Menurut JPU, Teddy terbukti terlibat dalam proses transaksi, penjualan hingga menikmati hasil penjualan sabu milik Teddy Minahasa.
"Mereka yang melakukan, yang menyuruh melakukan, dan yang turut serta melakukan secara tanpa hak atau melawan hukum menawarkan untuk dijual, menjual, menjadi perantara dalam jual beli, menukar dan menyerahkan narkotika golongan I bukan tanaman, yang beratnya lebih dari lima gram sebagaimana diatur dalam Pasal 114 ayat (2) Undang-Undang Republik Indonesia Nomor 35 tahun 2009 tentang Narkotika Jo Pasal 55 ayat (1) ke- 1 KUHP, sesuai dakwaan pertama kami," kata JPU Iwan.
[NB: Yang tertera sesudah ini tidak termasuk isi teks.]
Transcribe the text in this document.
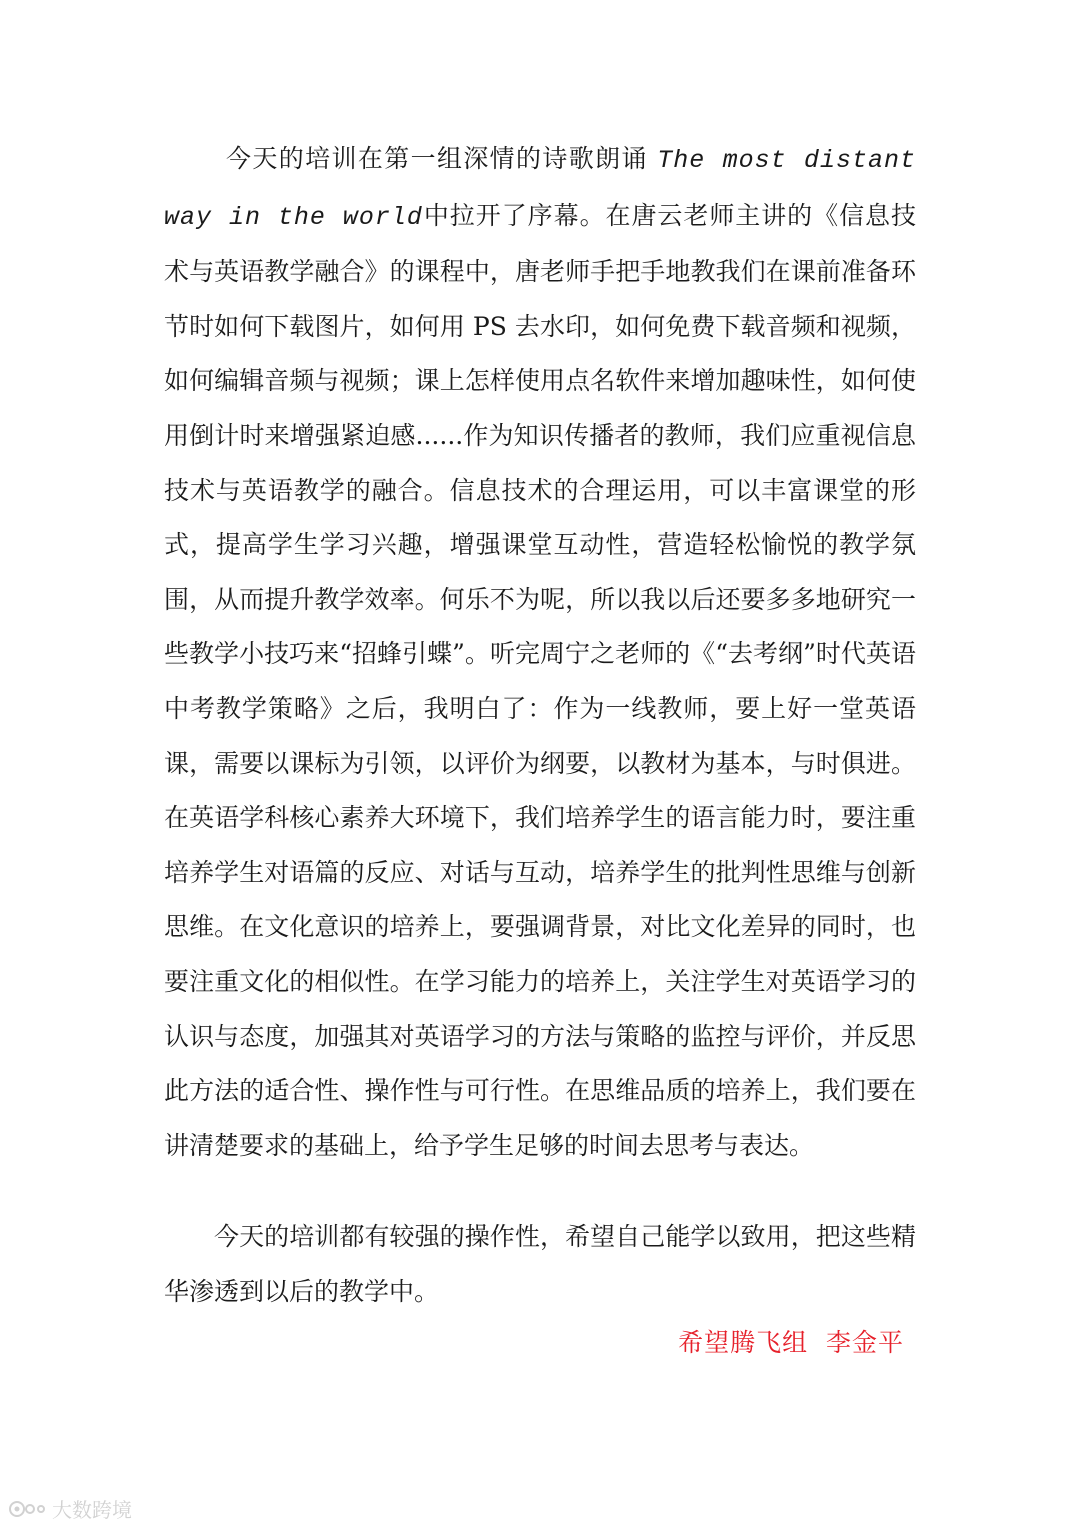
今天的培训在第一组深情的诗歌朗诵 The most distant way in the world中拉开了序幕。在唐云老师主讲的《信息技术与英语教学融合》的课程中，唐老师手把手地教我们在课前准备环节时如何下载图片，如何用 PS 去水印，如何免费下载音频和视频，如何编辑音频与视频；课上怎样使用点名软件来增加趣味性，如何使用倒计时来增强紧迫感......作为知识传播者的教师，我们应重视信息技术与英语教学的融合。信息技术的合理运用，可以丰富课堂的形式，提高学生学习兴趣，增强课堂互动性，营造轻松愉悦的教学氛围，从而提升教学效率。何乐不为呢，所以我以后还要多多地研究一些教学小技巧来“招蜂引蝶”。听完周宁之老师的《“去考纲”时代英语中考教学策略》之后，我明白了：作为一线教师，要上好一堂英语课，需要以课标为引领，以评价为纲要，以教材为基本，与时俱进。在英语学科核心素养大环境下，我们培养学生的语言能力时，要注重培养学生对语篇的反应、对话与互动，培养学生的批判性思维与创新思维。在文化意识的培养上，要强调背景，对比文化差异的同时，也要注重文化的相似性。在学习能力的培养上，关注学生对英语学习的认识与态度，加强其对英语学习的方法与策略的监控与评价，并反思此方法的适合性、操作性与可行性。在思维品质的培养上，我们要在讲清楚要求的基础上，给予学生足够的时间去思考与表达。

今天的培训都有较强的操作性，希望自己能学以致用，把这些精华渗透到以后的教学中。

希望腾飞组  李金平
大数跨境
Jaksa Penuntut Umum (JPU) menegaskan tidak ada hal meringankan dalam tuntutan untuk terdakwa mantan Kapolda Sumatera Barat, Teddy Minahasa.
"Hal hal yang meringankan tidak ada," katanya.
Iwan menegaskan, hal-hal memberatkan bagi terdakwa Teddy Minahasa, di antaranya yakni Teddy dianggap menikmati keuntungan dari hasil penjualan narkotika jenis sabu.
Selain itu, Teddy juga tidak mengakui seluruh perbuatannya terkait penjualan sabu hasil barang bukti.
Teddy juga dianggap tidak mendukung program pemerintah dalam memberantas peredaran narkoba.
Baca Juga: Gala Sky Disebut Gantikan Sosok Bibi Adriansyah Ketika Pemotretan Bareng Keluarga Haji Faisal
"Perbuatan terdakwa telah merusak kepercayaan publik kepada institusi Kepolisian Negara Republik Indonesia yang anggotanya kurang lebih 400.000 personel," jelas Jaksa.